Comment 2 for bug 1118469

Revision history for this message
Jeremy Stanley (fungi) wrote :

I think it wouldn't be too hard to push this a little further. We already agree that we don't trust workers which run code from arbitrary projects, and to build an sdist tarball this is necessary. By extension, we should not implicitly trust these tarballs. I think an ideal solution would be:

0. untrusted worker builds the sdist tarball as currently based on the usual triggers (git tag, et cetera)

1. trusted worker checks out the associated git tag, retrieves and untars the tarball, copies the .git directory from the checkout into the directory where the tarball was unpacked and confirms that git indicates no changes (note this means we may need to track a couple of sdist-related files in .gitignore which we currently do not, but that seems like a good idea anyway)

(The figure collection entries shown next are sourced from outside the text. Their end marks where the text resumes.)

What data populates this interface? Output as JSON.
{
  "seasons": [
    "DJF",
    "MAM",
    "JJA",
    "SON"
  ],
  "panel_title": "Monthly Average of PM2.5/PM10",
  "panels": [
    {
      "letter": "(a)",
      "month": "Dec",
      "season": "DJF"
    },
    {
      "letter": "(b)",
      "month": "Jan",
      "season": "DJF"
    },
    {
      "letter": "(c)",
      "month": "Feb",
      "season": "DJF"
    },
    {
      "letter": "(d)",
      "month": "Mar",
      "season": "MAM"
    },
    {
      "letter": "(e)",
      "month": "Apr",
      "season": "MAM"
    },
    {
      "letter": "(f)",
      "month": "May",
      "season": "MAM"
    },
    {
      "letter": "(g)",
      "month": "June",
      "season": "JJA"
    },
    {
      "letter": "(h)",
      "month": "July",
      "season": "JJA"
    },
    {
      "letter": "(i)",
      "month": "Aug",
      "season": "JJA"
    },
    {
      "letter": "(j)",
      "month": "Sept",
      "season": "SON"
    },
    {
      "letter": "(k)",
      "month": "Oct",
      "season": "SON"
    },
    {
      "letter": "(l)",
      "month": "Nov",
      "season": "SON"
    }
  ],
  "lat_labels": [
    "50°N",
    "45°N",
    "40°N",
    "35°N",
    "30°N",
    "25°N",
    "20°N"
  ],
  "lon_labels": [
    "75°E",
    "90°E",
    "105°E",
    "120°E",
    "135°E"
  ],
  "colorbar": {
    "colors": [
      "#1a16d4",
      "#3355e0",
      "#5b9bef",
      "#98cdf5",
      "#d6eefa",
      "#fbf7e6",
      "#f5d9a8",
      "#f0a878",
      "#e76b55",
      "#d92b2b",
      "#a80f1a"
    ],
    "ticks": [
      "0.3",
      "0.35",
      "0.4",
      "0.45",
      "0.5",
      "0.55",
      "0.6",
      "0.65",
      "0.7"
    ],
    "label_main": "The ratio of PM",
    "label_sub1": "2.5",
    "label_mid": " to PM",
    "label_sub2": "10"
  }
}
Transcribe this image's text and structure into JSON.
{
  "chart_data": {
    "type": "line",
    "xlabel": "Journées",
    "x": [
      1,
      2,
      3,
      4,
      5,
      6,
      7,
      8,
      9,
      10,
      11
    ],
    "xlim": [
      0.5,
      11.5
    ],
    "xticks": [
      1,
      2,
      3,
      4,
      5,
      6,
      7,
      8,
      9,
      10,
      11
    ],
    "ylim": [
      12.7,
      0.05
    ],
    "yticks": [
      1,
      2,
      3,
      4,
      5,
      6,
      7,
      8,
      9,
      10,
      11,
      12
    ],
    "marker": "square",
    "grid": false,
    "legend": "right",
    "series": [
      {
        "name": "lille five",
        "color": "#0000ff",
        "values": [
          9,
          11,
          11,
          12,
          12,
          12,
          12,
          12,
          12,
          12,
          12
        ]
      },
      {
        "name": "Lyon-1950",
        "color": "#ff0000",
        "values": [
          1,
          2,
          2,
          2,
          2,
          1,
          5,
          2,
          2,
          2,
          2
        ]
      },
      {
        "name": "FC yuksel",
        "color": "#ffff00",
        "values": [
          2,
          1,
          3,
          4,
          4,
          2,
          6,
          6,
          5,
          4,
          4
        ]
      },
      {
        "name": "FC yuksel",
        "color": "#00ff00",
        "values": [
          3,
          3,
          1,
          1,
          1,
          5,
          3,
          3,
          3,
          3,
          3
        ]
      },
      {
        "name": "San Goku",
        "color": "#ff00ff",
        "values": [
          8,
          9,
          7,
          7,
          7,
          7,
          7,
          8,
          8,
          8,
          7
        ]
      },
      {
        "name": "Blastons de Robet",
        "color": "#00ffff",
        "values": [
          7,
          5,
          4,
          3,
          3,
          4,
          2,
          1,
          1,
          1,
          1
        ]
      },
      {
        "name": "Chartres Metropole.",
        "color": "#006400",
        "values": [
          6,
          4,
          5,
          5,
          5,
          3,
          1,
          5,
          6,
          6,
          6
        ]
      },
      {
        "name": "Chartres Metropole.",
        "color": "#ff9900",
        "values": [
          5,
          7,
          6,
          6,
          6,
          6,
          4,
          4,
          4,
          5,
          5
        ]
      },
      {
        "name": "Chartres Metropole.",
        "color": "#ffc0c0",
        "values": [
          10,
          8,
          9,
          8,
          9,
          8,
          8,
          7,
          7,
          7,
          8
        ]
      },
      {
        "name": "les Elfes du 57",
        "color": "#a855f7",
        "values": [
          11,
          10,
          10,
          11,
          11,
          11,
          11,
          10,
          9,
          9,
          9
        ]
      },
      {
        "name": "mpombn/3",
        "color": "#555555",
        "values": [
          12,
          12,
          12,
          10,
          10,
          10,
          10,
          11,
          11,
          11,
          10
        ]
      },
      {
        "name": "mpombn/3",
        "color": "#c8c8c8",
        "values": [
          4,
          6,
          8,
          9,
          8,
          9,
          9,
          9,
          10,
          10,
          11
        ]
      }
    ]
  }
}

2. if the validation succeeds, use gpg to generate a detached signature of the tarball with a locally-installed key specific to that trusted worker

3. upload the detached signature into the same directory as the tarball is being served from, attesting to its validity

This mechanism provides additional assurance beyond a simple checksum file. If someone is going to compromise a tarball, they're most likely to do it by MitM'ing the download (in which case they can also just modify the checksum file in flight as well) or by altering it at rest where it's published (and can again do the same to the checksum published with it). Signing the file not only guards against these (because the signature cannot be forged), but also against compromise of the aforementioned untrusted worker which built the tarball and generated the checksum.

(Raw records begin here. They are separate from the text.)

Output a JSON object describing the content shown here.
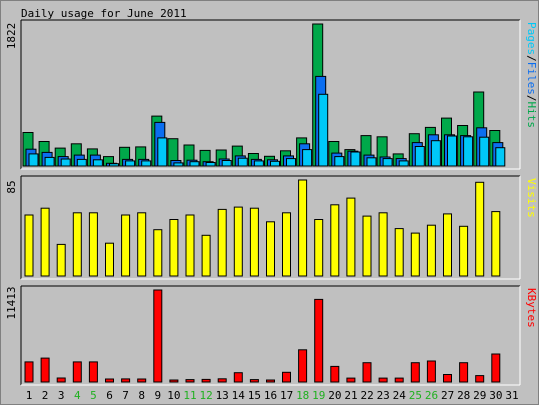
{
  "title": "Daily usage for June 2011",
  "colors": {
    "hits": "#00a84a",
    "files": "#0b6ef0",
    "pages": "#00c8f8",
    "visits": "#ffff00",
    "kbytes": "#ff0000",
    "weekend_day": "#20b020",
    "weekday_day": "#000000",
    "panel_bg": "#c0c0c0"
  },
  "chart_data": [
    {
      "type": "bar",
      "panel": "hits-files-pages",
      "ylabel": "1822",
      "ymax": 1822,
      "legend": [
        {
          "text": "Pages",
          "color": "#00c8f8"
        },
        {
          "text": "/",
          "color": "#000000"
        },
        {
          "text": "Files",
          "color": "#0b6ef0"
        },
        {
          "text": "/",
          "color": "#000000"
        },
        {
          "text": "Hits",
          "color": "#00a84a"
        }
      ],
      "categories": [
        "1",
        "2",
        "3",
        "4",
        "5",
        "6",
        "7",
        "8",
        "9",
        "10",
        "11",
        "12",
        "13",
        "14",
        "15",
        "16",
        "17",
        "18",
        "19",
        "20",
        "21",
        "22",
        "23",
        "24",
        "25",
        "26",
        "27",
        "28",
        "29",
        "30",
        "31"
      ],
      "series": [
        {
          "name": "Hits",
          "values": [
            430,
            315,
            230,
            285,
            220,
            120,
            240,
            245,
            640,
            350,
            270,
            200,
            205,
            255,
            160,
            125,
            195,
            360,
            1822,
            315,
            210,
            390,
            375,
            155,
            415,
            495,
            615,
            520,
            950,
            455,
            0
          ]
        },
        {
          "name": "Files",
          "values": [
            215,
            175,
            120,
            140,
            140,
            35,
            85,
            85,
            560,
            70,
            75,
            55,
            90,
            130,
            85,
            80,
            130,
            285,
            1150,
            165,
            190,
            140,
            115,
            95,
            300,
            400,
            400,
            390,
            490,
            300,
            0
          ]
        },
        {
          "name": "Pages",
          "values": [
            155,
            110,
            90,
            85,
            80,
            30,
            65,
            65,
            360,
            40,
            55,
            45,
            70,
            100,
            65,
            60,
            95,
            210,
            920,
            120,
            180,
            105,
            95,
            65,
            250,
            325,
            385,
            375,
            370,
            235,
            0
          ]
        }
      ]
    },
    {
      "type": "bar",
      "panel": "visits",
      "ylabel": "85",
      "ymax": 85,
      "legend": [
        {
          "text": "Visits",
          "color": "#ffff00"
        }
      ],
      "categories": [
        "1",
        "2",
        "3",
        "4",
        "5",
        "6",
        "7",
        "8",
        "9",
        "10",
        "11",
        "12",
        "13",
        "14",
        "15",
        "16",
        "17",
        "18",
        "19",
        "20",
        "21",
        "22",
        "23",
        "24",
        "25",
        "26",
        "27",
        "28",
        "29",
        "30",
        "31"
      ],
      "series": [
        {
          "name": "Visits",
          "values": [
            54,
            60,
            28,
            56,
            56,
            29,
            54,
            56,
            41,
            50,
            54,
            36,
            59,
            61,
            60,
            48,
            56,
            85,
            50,
            63,
            69,
            53,
            56,
            42,
            38,
            45,
            55,
            44,
            83,
            57,
            0
          ]
        }
      ]
    },
    {
      "type": "bar",
      "panel": "kbytes",
      "ylabel": "11413",
      "ymax": 11413,
      "legend": [
        {
          "text": "KBytes",
          "color": "#ff0000"
        }
      ],
      "categories": [
        "1",
        "2",
        "3",
        "4",
        "5",
        "6",
        "7",
        "8",
        "9",
        "10",
        "11",
        "12",
        "13",
        "14",
        "15",
        "16",
        "17",
        "18",
        "19",
        "20",
        "21",
        "22",
        "23",
        "24",
        "25",
        "26",
        "27",
        "28",
        "29",
        "30",
        "31"
      ],
      "series": [
        {
          "name": "KBytes",
          "values": [
            2490,
            2960,
            500,
            2490,
            2490,
            370,
            390,
            370,
            11413,
            250,
            300,
            320,
            400,
            1150,
            300,
            250,
            1200,
            4000,
            10250,
            1930,
            480,
            2390,
            480,
            480,
            2390,
            2600,
            930,
            2390,
            800,
            3470,
            0
          ]
        }
      ]
    }
  ],
  "x_axis": {
    "days": [
      "1",
      "2",
      "3",
      "4",
      "5",
      "6",
      "7",
      "8",
      "9",
      "10",
      "11",
      "12",
      "13",
      "14",
      "15",
      "16",
      "17",
      "18",
      "19",
      "20",
      "21",
      "22",
      "23",
      "24",
      "25",
      "26",
      "27",
      "28",
      "29",
      "30",
      "31"
    ],
    "weekend": [
      4,
      5,
      11,
      12,
      18,
      19,
      25,
      26
    ]
  }
}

If we still want to provide checksums for convenience (inclusion in release announcements and the like), we can do that in step 2 and sign the checksum list with the same key while we're at it, then upload it in step 3 along with the signature of the tarball. This provides similar assurances that a checksum has not been falsified.

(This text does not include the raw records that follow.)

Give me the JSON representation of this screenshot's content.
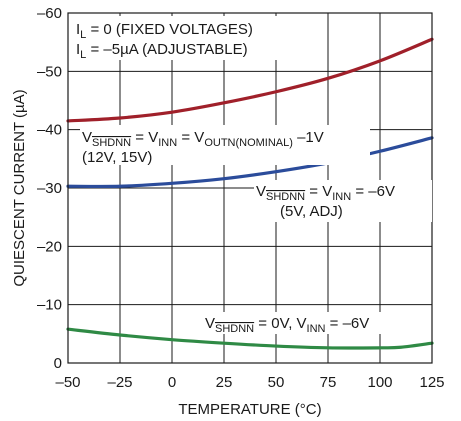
{
  "chart_data": {
    "type": "line",
    "xlabel": "TEMPERATURE (°C)",
    "ylabel": "QUIESCENT CURRENT (µA)",
    "xlim": [
      -50,
      125
    ],
    "ylim": [
      0,
      -60
    ],
    "x_ticks": [
      "–50",
      "–25",
      "0",
      "25",
      "50",
      "75",
      "100",
      "125"
    ],
    "y_ticks": [
      "0",
      "–10",
      "–20",
      "–30",
      "–40",
      "–50",
      "–60"
    ],
    "grid": true,
    "legend_note": {
      "line1": {
        "main": "I",
        "sub": "L",
        "rest": " = 0 (FIXED VOLTAGES)"
      },
      "line2": {
        "main": "I",
        "sub": "L",
        "rest": " = –5µA (ADJUSTABLE)"
      }
    },
    "series": [
      {
        "color": "#a0202a",
        "x": [
          -50,
          -25,
          0,
          25,
          50,
          75,
          100,
          125
        ],
        "y": [
          -41.5,
          -42.0,
          -43.0,
          -44.6,
          -46.5,
          -48.8,
          -51.8,
          -55.5
        ]
      },
      {
        "color": "#2b4c9b",
        "x": [
          -50,
          -25,
          0,
          25,
          50,
          75,
          100,
          125
        ],
        "y": [
          -30.3,
          -30.3,
          -30.8,
          -31.6,
          -32.8,
          -34.3,
          -36.3,
          -38.6
        ]
      },
      {
        "color": "#2f8a45",
        "x": [
          -50,
          -25,
          0,
          25,
          50,
          75,
          100,
          110,
          125
        ],
        "y": [
          -5.8,
          -4.8,
          -4.0,
          -3.4,
          -2.9,
          -2.6,
          -2.6,
          -2.7,
          -3.4
        ]
      }
    ],
    "annotations": {
      "blue_upper": {
        "line1": "V",
        "line1_sub_ol": "SHDNN",
        "line1_rest": " = V",
        "line1_sub2": "INN",
        "line1_rest2": " = V",
        "line1_sub3": "OUTN(NOMINAL)",
        "line1_rest3": " –1V",
        "line2": "(12V, 15V)"
      },
      "blue_lower": {
        "line1": "V",
        "line1_sub_ol": "SHDNN",
        "line1_rest": " = V",
        "line1_sub2": "INN",
        "line1_rest2": " = –6V",
        "line2": "(5V, ADJ)"
      },
      "green": {
        "line1": "V",
        "line1_sub_ol": "SHDNN",
        "line1_rest": " = 0V, V",
        "line1_sub2": "INN",
        "line1_rest2": " = –6V"
      }
    }
  }
}
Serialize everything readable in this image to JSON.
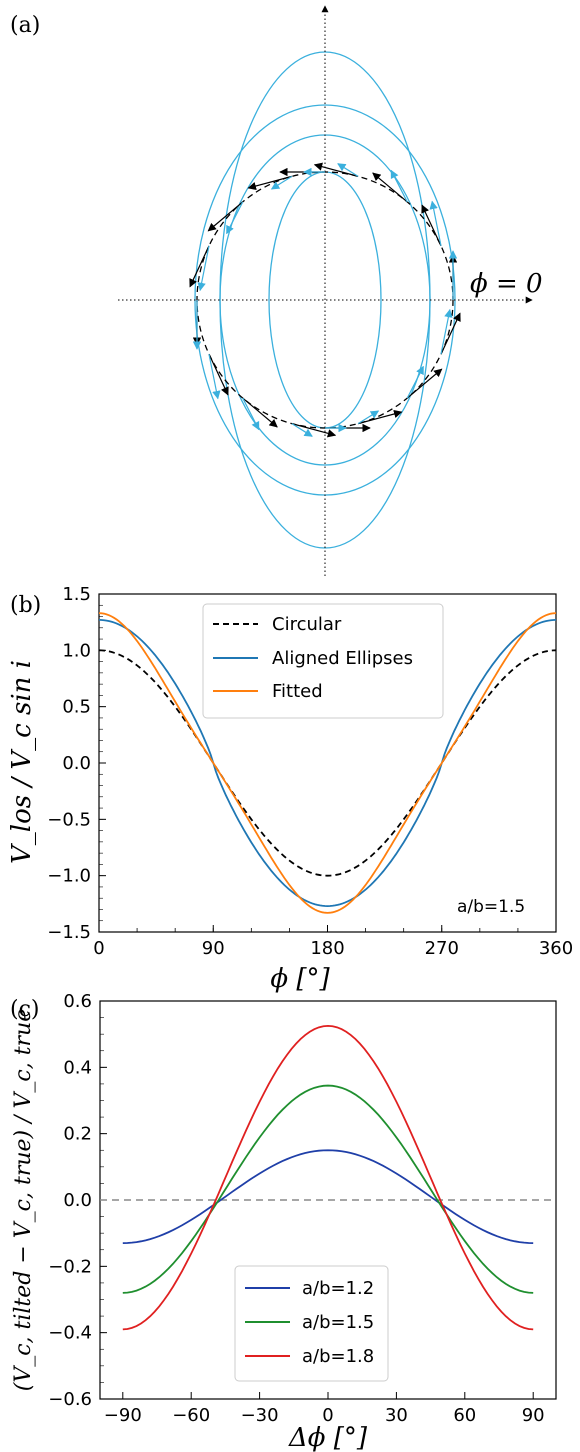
{
  "chart_data": [
    {
      "panel": "(a)",
      "type": "diagram",
      "annotation": "ϕ = 0",
      "ellipse_axis_ratio_labels": [],
      "colors": {
        "ellipses": "#3bb0dd",
        "circle": "#000000",
        "arrows_blue": "#3bb0dd",
        "arrows_black": "#000000"
      }
    },
    {
      "panel": "(b)",
      "type": "line",
      "xlabel": "ϕ [°]",
      "ylabel": "V_los / V_c sin i",
      "xlim": [
        0,
        360
      ],
      "ylim": [
        -1.5,
        1.5
      ],
      "xticks": [
        "0",
        "90",
        "180",
        "270",
        "360"
      ],
      "yticks": [
        "1.5",
        "1.0",
        "0.5",
        "0.0",
        "−0.5",
        "−1.0",
        "−1.5"
      ],
      "annotation": "a/b=1.5",
      "legend": {
        "placement": "top-center",
        "entries": [
          "Circular",
          "Aligned Ellipses",
          "Fitted"
        ]
      },
      "series": [
        {
          "name": "Circular",
          "color": "#000000",
          "style": "dashed",
          "model": "cos",
          "amplitude": 1.0
        },
        {
          "name": "Aligned Ellipses",
          "color": "#1f77b4",
          "style": "solid",
          "model": "ellipse",
          "axis_ratio": 1.5
        },
        {
          "name": "Fitted",
          "color": "#ff7f0e",
          "style": "solid",
          "model": "cos_plus_cos3",
          "amplitude": 1.25,
          "cos3_amplitude": 0.08
        }
      ]
    },
    {
      "panel": "(c)",
      "type": "line",
      "xlabel": "Δϕ [°]",
      "ylabel": "(V_c, tilted − V_c, true) / V_c, true",
      "xlim": [
        -100,
        100
      ],
      "ylim": [
        -0.6,
        0.6
      ],
      "xticks": [
        "−90",
        "−60",
        "−30",
        "0",
        "30",
        "60",
        "90"
      ],
      "yticks": [
        "0.6",
        "0.4",
        "0.2",
        "0.0",
        "−0.2",
        "−0.4",
        "−0.6"
      ],
      "reference_line": 0.0,
      "legend": {
        "placement": "bottom-center",
        "entries": [
          "a/b=1.2",
          "a/b=1.5",
          "a/b=1.8"
        ]
      },
      "series": [
        {
          "name": "a/b=1.2",
          "color": "#1f3fa8",
          "peak": 0.15,
          "end": -0.13
        },
        {
          "name": "a/b=1.5",
          "color": "#1f8f2f",
          "peak": 0.345,
          "end": -0.28
        },
        {
          "name": "a/b=1.8",
          "color": "#e02020",
          "peak": 0.525,
          "end": -0.39
        }
      ]
    }
  ]
}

To expand on this, if we want to protect against compromise of the trusted worker, the script it uses to vet tarballs will be published and easy to run independently. Further, we could create a release-sigs branch in each project where individuals are expected to upload detached signatures of tarballs they've vetted, and then code review those such that CI automation can run check/gate tests to confirm the signature does actually verify the tarball correctly, uploading it to be served alongside that tarball once approved in Gerrit. Going a step further, our upload jobs (for example PyPI uploads) could be triggered not off the signed git tag, but instead off an approved signature upload matching a predetermined project-specific keyring, and then include that signature in the upload (also revalidating it at upload time for sanity).